Location: Brighton, England
Kissing Coppers portrays two British policeman kissing. It was originally unveiled on the wall of the Prince Albert Pub in Brighton in 2004.
The two police officers are painted in black and white. Both individuals are shown in full uniform with evident handcuffs and a baton around their respective belts. This portrayal of same-sex intimacy is a common feature of art dating as far back as the 16th century in Michelangelo’s Sistine Ceiling.
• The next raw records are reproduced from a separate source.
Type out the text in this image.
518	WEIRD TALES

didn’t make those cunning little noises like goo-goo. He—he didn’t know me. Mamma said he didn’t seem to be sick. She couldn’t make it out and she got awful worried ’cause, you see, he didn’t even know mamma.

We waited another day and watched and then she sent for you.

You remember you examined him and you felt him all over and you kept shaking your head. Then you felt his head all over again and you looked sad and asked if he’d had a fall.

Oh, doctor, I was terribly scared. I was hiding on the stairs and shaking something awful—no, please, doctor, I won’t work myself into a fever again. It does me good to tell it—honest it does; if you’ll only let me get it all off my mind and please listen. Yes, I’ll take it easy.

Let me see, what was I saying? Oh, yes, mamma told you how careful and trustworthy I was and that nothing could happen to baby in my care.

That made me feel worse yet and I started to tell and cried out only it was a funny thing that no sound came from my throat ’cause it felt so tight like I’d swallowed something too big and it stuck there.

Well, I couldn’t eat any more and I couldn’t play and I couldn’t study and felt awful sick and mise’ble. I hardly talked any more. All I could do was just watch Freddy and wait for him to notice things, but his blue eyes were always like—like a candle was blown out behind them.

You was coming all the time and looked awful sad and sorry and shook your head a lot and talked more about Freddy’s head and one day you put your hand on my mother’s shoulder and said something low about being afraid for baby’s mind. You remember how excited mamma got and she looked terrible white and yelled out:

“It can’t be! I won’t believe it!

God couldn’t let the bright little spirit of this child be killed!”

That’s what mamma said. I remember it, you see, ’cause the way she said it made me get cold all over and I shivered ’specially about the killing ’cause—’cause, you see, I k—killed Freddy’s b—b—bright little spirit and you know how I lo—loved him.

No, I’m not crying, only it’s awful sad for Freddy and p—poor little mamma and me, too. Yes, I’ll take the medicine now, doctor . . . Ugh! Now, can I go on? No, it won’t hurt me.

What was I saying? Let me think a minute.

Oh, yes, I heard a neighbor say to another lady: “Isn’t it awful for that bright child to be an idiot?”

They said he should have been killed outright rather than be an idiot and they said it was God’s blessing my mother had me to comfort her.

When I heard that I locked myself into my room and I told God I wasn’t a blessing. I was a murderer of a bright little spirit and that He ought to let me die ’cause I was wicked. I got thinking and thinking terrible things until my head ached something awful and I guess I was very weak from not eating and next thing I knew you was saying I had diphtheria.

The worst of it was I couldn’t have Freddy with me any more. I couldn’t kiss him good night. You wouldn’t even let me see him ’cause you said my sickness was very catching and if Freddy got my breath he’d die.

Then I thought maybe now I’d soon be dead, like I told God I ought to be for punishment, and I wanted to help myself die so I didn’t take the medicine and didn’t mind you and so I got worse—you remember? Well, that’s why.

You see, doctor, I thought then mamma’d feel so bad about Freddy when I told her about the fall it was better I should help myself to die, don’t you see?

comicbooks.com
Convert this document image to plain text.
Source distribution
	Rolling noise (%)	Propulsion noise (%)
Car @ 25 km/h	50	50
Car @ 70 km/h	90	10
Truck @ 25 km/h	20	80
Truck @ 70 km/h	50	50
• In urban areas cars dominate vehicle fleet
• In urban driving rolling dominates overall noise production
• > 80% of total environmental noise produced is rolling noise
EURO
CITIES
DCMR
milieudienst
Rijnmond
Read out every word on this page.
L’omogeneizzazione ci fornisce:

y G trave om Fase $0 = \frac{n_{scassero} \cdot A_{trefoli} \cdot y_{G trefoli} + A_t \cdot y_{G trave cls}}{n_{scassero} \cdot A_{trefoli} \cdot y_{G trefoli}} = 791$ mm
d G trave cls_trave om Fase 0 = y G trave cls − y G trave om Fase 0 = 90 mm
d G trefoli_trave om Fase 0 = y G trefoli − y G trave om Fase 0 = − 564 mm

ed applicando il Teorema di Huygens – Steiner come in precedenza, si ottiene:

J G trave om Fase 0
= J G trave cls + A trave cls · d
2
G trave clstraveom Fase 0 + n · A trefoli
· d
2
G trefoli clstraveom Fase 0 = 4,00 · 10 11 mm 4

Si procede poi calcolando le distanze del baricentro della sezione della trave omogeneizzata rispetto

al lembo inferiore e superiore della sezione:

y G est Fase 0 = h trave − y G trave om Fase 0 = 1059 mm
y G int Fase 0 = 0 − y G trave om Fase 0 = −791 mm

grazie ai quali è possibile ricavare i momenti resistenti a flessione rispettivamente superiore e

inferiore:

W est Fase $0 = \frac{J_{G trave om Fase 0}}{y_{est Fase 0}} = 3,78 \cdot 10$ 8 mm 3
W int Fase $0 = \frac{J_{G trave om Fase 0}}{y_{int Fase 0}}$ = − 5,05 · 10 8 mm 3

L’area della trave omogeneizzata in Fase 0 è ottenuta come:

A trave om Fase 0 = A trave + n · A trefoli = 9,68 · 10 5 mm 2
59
Another significant element of Kissing Coppers is its strategic placement. Location is a crucial component of Banksy’s work as it oftentimes adds additional information concerning the message. This mural was realized in Brighton, which is a lively neighborhood, and has been referred to as the LGBT Capital of the UK. In addition, the city is home to the UK’s largest pride celebration each year. Brighton’s rich history with the LGBTQ community dating as far back as the Napoleonic Wars in 1803, has allowed Kissing Coppers to become a cultural staple of the city and its unique population
The evocative piece received considerable damage due to repeated vandalism. These attacks were indicative of the country’s attitude toward homosexuality at the time with London police reporting a 28% increase in homophobic hate crimes over the previous four years as of 2011.
Due to the consistent damaging assaults to Kissing Coppers, Prince Albert Pub decided to have the piece removed and transferred to canvas, replacing it with a replica in 2008.
The owner of the pub, Chris Steward, ultimately made the decision to sell the original.
The sale occurred in February of 2014 at an auction in Miami, where it sold for $575,000,
There was considerable backlash resulting from the sale. Many argued against the Pub’s decision advocating that the removal of Kissing Coppers was not only a devastating loss for the vibrant community of Brighton, but also a hypocrisy to the purpose of street art.
Banksy, as a widely known and admired artist, could easily just create and sell his work privately for considerable sums of money, but instead he continues to pursue public street art. Therefore, some scholars see it as a wrongdoing to privatize what is deliberately meant for the masses.